7. A computer readable medium storing a file management program to control a computer, said program comprising the steps of:

setting arbitrarily structure information that defines structure of a file name;

acquiring data to be stored as a file;

acquiring, for each data acquired by said data acquiring step, information structuring a file name, according to the structure information that is set by the structure information setting step, to generate a file name using the acquired information; and

storing the data acquired by the data acquiring step, and managing the data using the file name generated by the name-generating step.

8. The computer readable medium according to claim 7, wherein:

said data acquiring step acquires stored data to which a file name is given in advance and information that is associated with the stored data; and

said name-generating step acquires, for each data acquired by said data acquiring step, information structuring a file name, from said associated information according to the structure information that is set by the structure information setting step, to generate a new file name using the acquired information.

9. The computer readable medium according to claim 7, wherein:

said data acquiring step acquires microscope image data of a sample that is photographed by an imaging device that is part of a microscope system; and

said structure information setting step can set, as said structure information, a characteristic of the microscope image data to be reflected in a file name of said microscope image data.

10. The computer readable medium according to claim 7, further comprising:

a classifying condition setting step capable of setting arbitrarily a classifying condition to be used for classifying data stored by the managing step into a plurality of groups; and

a classifying step of acquiring information corresponding to said classifying condition from the file names of the data stored by said managing step, to classify data having the same information acquired corresponding to said classifying condition into a same group, wherein

said managing step manages data stored thereby in advance, in two ways, which are managing by the file names generated by the name-generating step and managing by a result of classifying by the classifying step.

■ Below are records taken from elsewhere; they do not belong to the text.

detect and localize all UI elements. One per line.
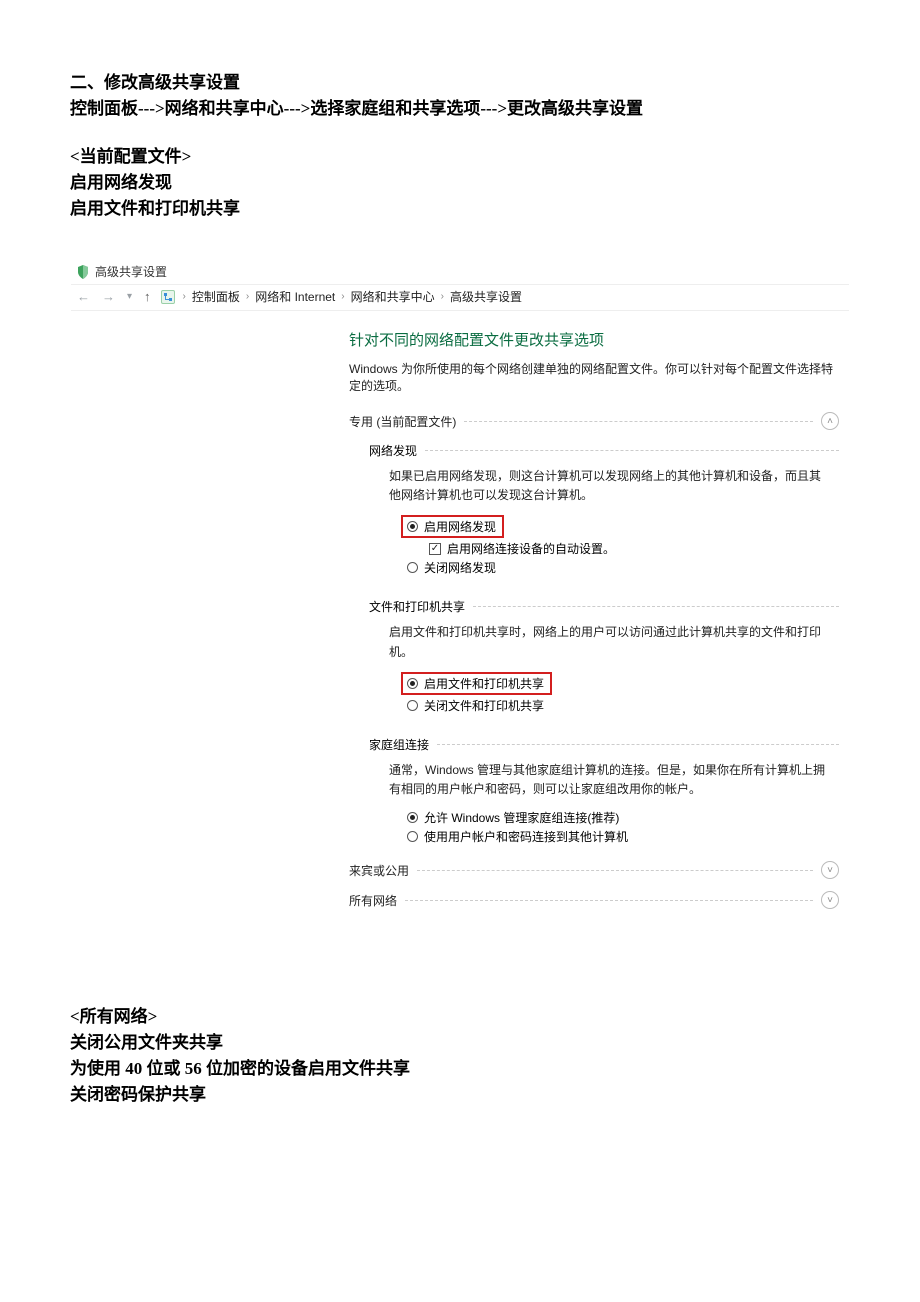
divider-dots xyxy=(417,870,813,871)
radio-icon[interactable] xyxy=(407,700,418,711)
checkbox-icon[interactable]: ✓ xyxy=(429,543,441,555)
content-left-gutter xyxy=(71,311,349,931)
profile-all-header[interactable]: 所有网络 ˅ xyxy=(349,891,839,909)
page-desc: Windows 为你所使用的每个网络创建单独的网络配置文件。你可以针对每个配置文… xyxy=(349,360,839,394)
crumb-sep: › xyxy=(441,291,444,302)
radio-disable-discovery[interactable]: 关闭网络发现 xyxy=(407,559,839,576)
shield-icon xyxy=(77,265,89,279)
divider-dots xyxy=(473,606,839,607)
divider-dots xyxy=(425,450,839,451)
doc-close-password: 关闭密码保护共享 xyxy=(70,1082,850,1108)
nav-history-icon[interactable]: ▾ xyxy=(125,289,134,304)
radio-icon[interactable] xyxy=(407,521,418,532)
section-label: 文件和打印机共享 xyxy=(369,598,465,615)
doc-bottom: <所有网络> 关闭公用文件夹共享 为使用 40 位或 56 位加密的设备启用文件… xyxy=(70,1004,850,1108)
fileprint-blurb: 启用文件和打印机共享时，网络上的用户可以访问通过此计算机共享的文件和打印机。 xyxy=(389,623,829,661)
nav-back-icon[interactable]: ← xyxy=(75,287,92,306)
chevron-down-icon[interactable]: ˅ xyxy=(821,861,839,879)
divider-dots xyxy=(437,744,839,745)
profile-private-label: 专用 (当前配置文件) xyxy=(349,413,456,430)
radio-label: 使用用户帐户和密码连接到其他计算机 xyxy=(424,828,628,845)
radio-icon[interactable] xyxy=(407,562,418,573)
nav-up-icon[interactable]: ↑ xyxy=(142,287,153,306)
crumb-sep: › xyxy=(246,291,249,302)
crumb-item[interactable]: 网络和 Internet xyxy=(255,288,335,305)
doc-enable-discovery: 启用网络发现 xyxy=(70,170,850,196)
divider-dots xyxy=(405,900,813,901)
section-homegroup: 家庭组连接 xyxy=(369,736,839,753)
section-label: 网络发现 xyxy=(369,442,417,459)
doc-allnet: <所有网络> xyxy=(70,1004,850,1030)
nav-forward-icon[interactable]: → xyxy=(100,287,117,306)
doc-path: 控制面板--->网络和共享中心--->选择家庭组和共享选项--->更改高级共享设… xyxy=(70,96,850,122)
checkbox-label: 启用网络连接设备的自动设置。 xyxy=(447,540,615,557)
window-titlebar: 高级共享设置 xyxy=(71,261,849,284)
crumb-sep: › xyxy=(183,291,186,302)
content-main: 针对不同的网络配置文件更改共享选项 Windows 为你所使用的每个网络创建单独… xyxy=(349,311,849,931)
profile-all-label: 所有网络 xyxy=(349,892,397,909)
section-file-printer: 文件和打印机共享 xyxy=(369,598,839,615)
divider-dots xyxy=(464,421,813,422)
crumb-item[interactable]: 控制面板 xyxy=(192,288,240,305)
screenshot-window: 高级共享设置 ← → ▾ ↑ › 控制面板 › 网络和 Internet › 网 xyxy=(70,260,850,932)
crumb-sep: › xyxy=(341,291,344,302)
crumb-item[interactable]: 高级共享设置 xyxy=(450,288,522,305)
highlight-box-netdiscovery: 启用网络发现 xyxy=(401,515,504,538)
doc-intro: 二、修改高级共享设置 控制面板--->网络和共享中心--->选择家庭组和共享选项… xyxy=(70,70,850,222)
radio-disable-fileprint[interactable]: 关闭文件和打印机共享 xyxy=(407,697,839,714)
radio-homegroup-user[interactable]: 使用用户帐户和密码连接到其他计算机 xyxy=(407,828,839,845)
radio-enable-fileprint[interactable]: 启用文件和打印机共享 xyxy=(424,675,544,692)
profile-guest-label: 来宾或公用 xyxy=(349,862,409,879)
doc-curprofile: <当前配置文件> xyxy=(70,144,850,170)
section-network-discovery: 网络发现 xyxy=(369,442,839,459)
address-bar: ← → ▾ ↑ › 控制面板 › 网络和 Internet › 网络和共享中心 … xyxy=(71,284,849,311)
netdiscovery-blurb: 如果已启用网络发现，则这台计算机可以发现网络上的其他计算机和设备，而且其他网络计… xyxy=(389,467,829,505)
homegroup-blurb: 通常，Windows 管理与其他家庭组计算机的连接。但是，如果你在所有计算机上拥… xyxy=(389,761,829,799)
profile-guest-header[interactable]: 来宾或公用 ˅ xyxy=(349,861,839,879)
window-title: 高级共享设置 xyxy=(95,263,167,280)
doc-enable-fileprint: 启用文件和打印机共享 xyxy=(70,196,850,222)
radio-homegroup-allow[interactable]: 允许 Windows 管理家庭组连接(推荐) xyxy=(407,809,839,826)
highlight-box-fileprint: 启用文件和打印机共享 xyxy=(401,672,552,695)
doc-heading: 二、修改高级共享设置 xyxy=(70,70,850,96)
crumb-item[interactable]: 网络和共享中心 xyxy=(351,288,435,305)
radio-icon[interactable] xyxy=(407,831,418,842)
checkbox-auto-setup[interactable]: ✓ 启用网络连接设备的自动设置。 xyxy=(429,540,839,557)
radio-label: 关闭网络发现 xyxy=(424,559,496,576)
doc-close-public: 关闭公用文件夹共享 xyxy=(70,1030,850,1056)
network-icon xyxy=(161,290,175,304)
page-title: 针对不同的网络配置文件更改共享选项 xyxy=(349,329,839,350)
radio-icon[interactable] xyxy=(407,678,418,689)
doc-encrypt: 为使用 40 位或 56 位加密的设备启用文件共享 xyxy=(70,1056,850,1082)
radio-icon[interactable] xyxy=(407,812,418,823)
section-label: 家庭组连接 xyxy=(369,736,429,753)
breadcrumb[interactable]: › 控制面板 › 网络和 Internet › 网络和共享中心 › 高级共享设置 xyxy=(183,288,522,305)
chevron-up-icon[interactable]: ˄ xyxy=(821,412,839,430)
profile-private-header[interactable]: 专用 (当前配置文件) ˄ xyxy=(349,412,839,430)
chevron-down-icon[interactable]: ˅ xyxy=(821,891,839,909)
radio-label: 允许 Windows 管理家庭组连接(推荐) xyxy=(424,809,619,826)
radio-label: 关闭文件和打印机共享 xyxy=(424,697,544,714)
radio-enable-discovery[interactable]: 启用网络发现 xyxy=(424,518,496,535)
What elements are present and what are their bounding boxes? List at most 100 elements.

11. The computer readable medium according to claim 7, further comprising:

a thumbnail display step for displaying a thumbnail image that is a reduced image of an image corresponding to the data stored by said managing step; and

a displaying condition setting step for setting, as a displaying condition to be used for selecting the thumbnail image to be displayed by the thumbnail display step, information that is included in the file name corresponding to the thumbnail image to be displayed, wherein

said thumbnail display step selects file name including the information that is set as the displaying condition by the displaying condition setting step, from file names of the data stored by said managing step, and displays the thumbnail image corresponding to the selected file name.

12. A computer readable medium storing a file management program to control a computer, said program comprising the steps of:

acquiring stored data to which a file name is given in advance and information that is associated with the stored data;

setting arbitrarily structure information that defines structure of a virtual file name; and

acquiring, for each data acquired by said data acquiring step, information structuring a virtual file name, according to the structure information that is set by the structure information setting step, to generate a virtual file name using the acquired information, wherein

said data acquired by said data acquiring step are managed by using the virtual file name generated by the name-generating step.